You could say a well-designed opengov website is the little black dress that flatters, bringing attention and curiosity, while the poorly designed one is the frumpy sweater that allows the “wearer” to hide what they don’t want noticed in the heavy folds. If the data is hard to look at and therefore hard to find, it’s not really as open is it?
It seems like Russia might be more of the frumpy sweater type as they recently withdrew
from the Open Government Partnership. Meanwhile, Steven Shakespeare, CEO of YouGov suggests that getting data open
is a process. Sometimes you have start with just walking out of the house, even if it’s in an ugly sweater, and eventually you progress to the point where the LBD comes out. While this may be true, let’s hope that they don’t get too comfortable in that sweater!

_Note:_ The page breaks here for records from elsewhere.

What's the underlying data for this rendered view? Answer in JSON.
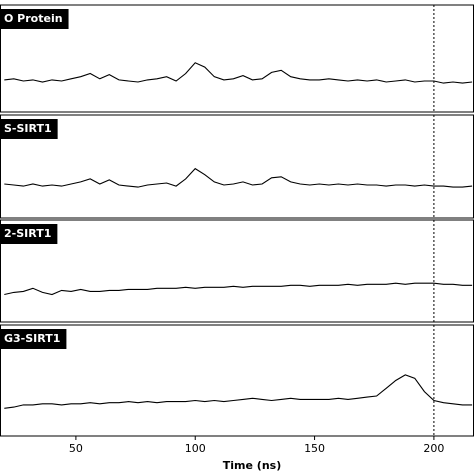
{
  "chart_data": [
    {
      "type": "line",
      "label": "O Protein",
      "color": "#000000",
      "xlim": [
        18.2,
        216.8
      ],
      "ylim": [
        0,
        1
      ],
      "vline": 200,
      "x": [
        20,
        24,
        28,
        32,
        36,
        40,
        44,
        48,
        52,
        56,
        60,
        64,
        68,
        72,
        76,
        80,
        84,
        88,
        92,
        96,
        100,
        104,
        108,
        112,
        116,
        120,
        124,
        128,
        132,
        136,
        140,
        144,
        148,
        152,
        156,
        160,
        164,
        168,
        172,
        176,
        180,
        184,
        188,
        192,
        196,
        200,
        204,
        208,
        212,
        216
      ],
      "values": [
        0.3,
        0.31,
        0.29,
        0.3,
        0.28,
        0.3,
        0.29,
        0.31,
        0.33,
        0.36,
        0.31,
        0.35,
        0.3,
        0.29,
        0.28,
        0.3,
        0.31,
        0.33,
        0.29,
        0.36,
        0.46,
        0.42,
        0.33,
        0.3,
        0.31,
        0.34,
        0.3,
        0.31,
        0.37,
        0.39,
        0.33,
        0.31,
        0.3,
        0.3,
        0.31,
        0.3,
        0.29,
        0.3,
        0.29,
        0.3,
        0.28,
        0.29,
        0.3,
        0.28,
        0.29,
        0.29,
        0.27,
        0.28,
        0.27,
        0.28
      ]
    },
    {
      "type": "line",
      "label": "S-SIRT1",
      "color": "#000000",
      "xlim": [
        18.2,
        216.8
      ],
      "ylim": [
        0,
        1
      ],
      "vline": 200,
      "x": [
        20,
        24,
        28,
        32,
        36,
        40,
        44,
        48,
        52,
        56,
        60,
        64,
        68,
        72,
        76,
        80,
        84,
        88,
        92,
        96,
        100,
        104,
        108,
        112,
        116,
        120,
        124,
        128,
        132,
        136,
        140,
        144,
        148,
        152,
        156,
        160,
        164,
        168,
        172,
        176,
        180,
        184,
        188,
        192,
        196,
        200,
        204,
        208,
        212,
        216
      ],
      "values": [
        0.33,
        0.32,
        0.31,
        0.33,
        0.31,
        0.32,
        0.31,
        0.33,
        0.35,
        0.38,
        0.33,
        0.37,
        0.32,
        0.31,
        0.3,
        0.32,
        0.33,
        0.34,
        0.31,
        0.38,
        0.48,
        0.42,
        0.35,
        0.32,
        0.33,
        0.35,
        0.32,
        0.33,
        0.39,
        0.4,
        0.35,
        0.33,
        0.32,
        0.33,
        0.32,
        0.33,
        0.32,
        0.33,
        0.32,
        0.32,
        0.31,
        0.32,
        0.32,
        0.31,
        0.32,
        0.31,
        0.31,
        0.3,
        0.3,
        0.31
      ]
    },
    {
      "type": "line",
      "label": "2-SIRT1",
      "color": "#000000",
      "xlim": [
        18.2,
        216.8
      ],
      "ylim": [
        0,
        1
      ],
      "vline": 200,
      "x": [
        20,
        24,
        28,
        32,
        36,
        40,
        44,
        48,
        52,
        56,
        60,
        64,
        68,
        72,
        76,
        80,
        84,
        88,
        92,
        96,
        100,
        104,
        108,
        112,
        116,
        120,
        124,
        128,
        132,
        136,
        140,
        144,
        148,
        152,
        156,
        160,
        164,
        168,
        172,
        176,
        180,
        184,
        188,
        192,
        196,
        200,
        204,
        208,
        212,
        216
      ],
      "values": [
        0.27,
        0.29,
        0.3,
        0.33,
        0.29,
        0.27,
        0.31,
        0.3,
        0.32,
        0.3,
        0.3,
        0.31,
        0.31,
        0.32,
        0.32,
        0.32,
        0.33,
        0.33,
        0.33,
        0.34,
        0.33,
        0.34,
        0.34,
        0.34,
        0.35,
        0.34,
        0.35,
        0.35,
        0.35,
        0.35,
        0.36,
        0.36,
        0.35,
        0.36,
        0.36,
        0.36,
        0.37,
        0.36,
        0.37,
        0.37,
        0.37,
        0.38,
        0.37,
        0.38,
        0.38,
        0.38,
        0.37,
        0.37,
        0.36,
        0.36
      ]
    },
    {
      "type": "line",
      "label": "G3-SIRT1",
      "color": "#000000",
      "xlim": [
        18.2,
        216.8
      ],
      "ylim": [
        0,
        1
      ],
      "vline": 200,
      "xlabel": "Time (ns)",
      "xticks": [
        50,
        100,
        150,
        200
      ],
      "x": [
        20,
        24,
        28,
        32,
        36,
        40,
        44,
        48,
        52,
        56,
        60,
        64,
        68,
        72,
        76,
        80,
        84,
        88,
        92,
        96,
        100,
        104,
        108,
        112,
        116,
        120,
        124,
        128,
        132,
        136,
        140,
        144,
        148,
        152,
        156,
        160,
        164,
        168,
        172,
        176,
        180,
        184,
        188,
        192,
        196,
        200,
        204,
        208,
        212,
        216
      ],
      "values": [
        0.25,
        0.26,
        0.28,
        0.28,
        0.29,
        0.29,
        0.28,
        0.29,
        0.29,
        0.3,
        0.29,
        0.3,
        0.3,
        0.31,
        0.3,
        0.31,
        0.3,
        0.31,
        0.31,
        0.31,
        0.32,
        0.31,
        0.32,
        0.31,
        0.32,
        0.33,
        0.34,
        0.33,
        0.32,
        0.33,
        0.34,
        0.33,
        0.33,
        0.33,
        0.33,
        0.34,
        0.33,
        0.34,
        0.35,
        0.36,
        0.43,
        0.5,
        0.55,
        0.52,
        0.4,
        0.32,
        0.3,
        0.29,
        0.28,
        0.28
      ]
    }
  ]
}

Speaking of data LBDs, the recently released 2013 Resource Governance Index
from Revenue Watch is looking pretty good! Or maybe I should say bad considering that less than 20 percent of the countries measured have satisfactory standards of transparency and accountability.
The UN received the first results
from the ‘My World’ survey that included half a million citizens from 194 countries on the issues they want to see address in preparation for post-2015. The top three issues so far are “a good education”, “better healthcare” and “an honest and responsive government.” You’ll notice the last one is a new issue that wasn’t addressed in the MDGs, and covers the topics of transparency, accountability and coordination with citizen needs.
If you want to know if citizen engagement can really make a difference in combatting corruption, take a look at the videos on this panel
put on by ODI that discusses just this. Fredrik Galtung, of Integrity Action and one of the panelists, talks about the newly released working paper on the “Fix Rate
” that measures the impact of their “Community Integrity Building” approach.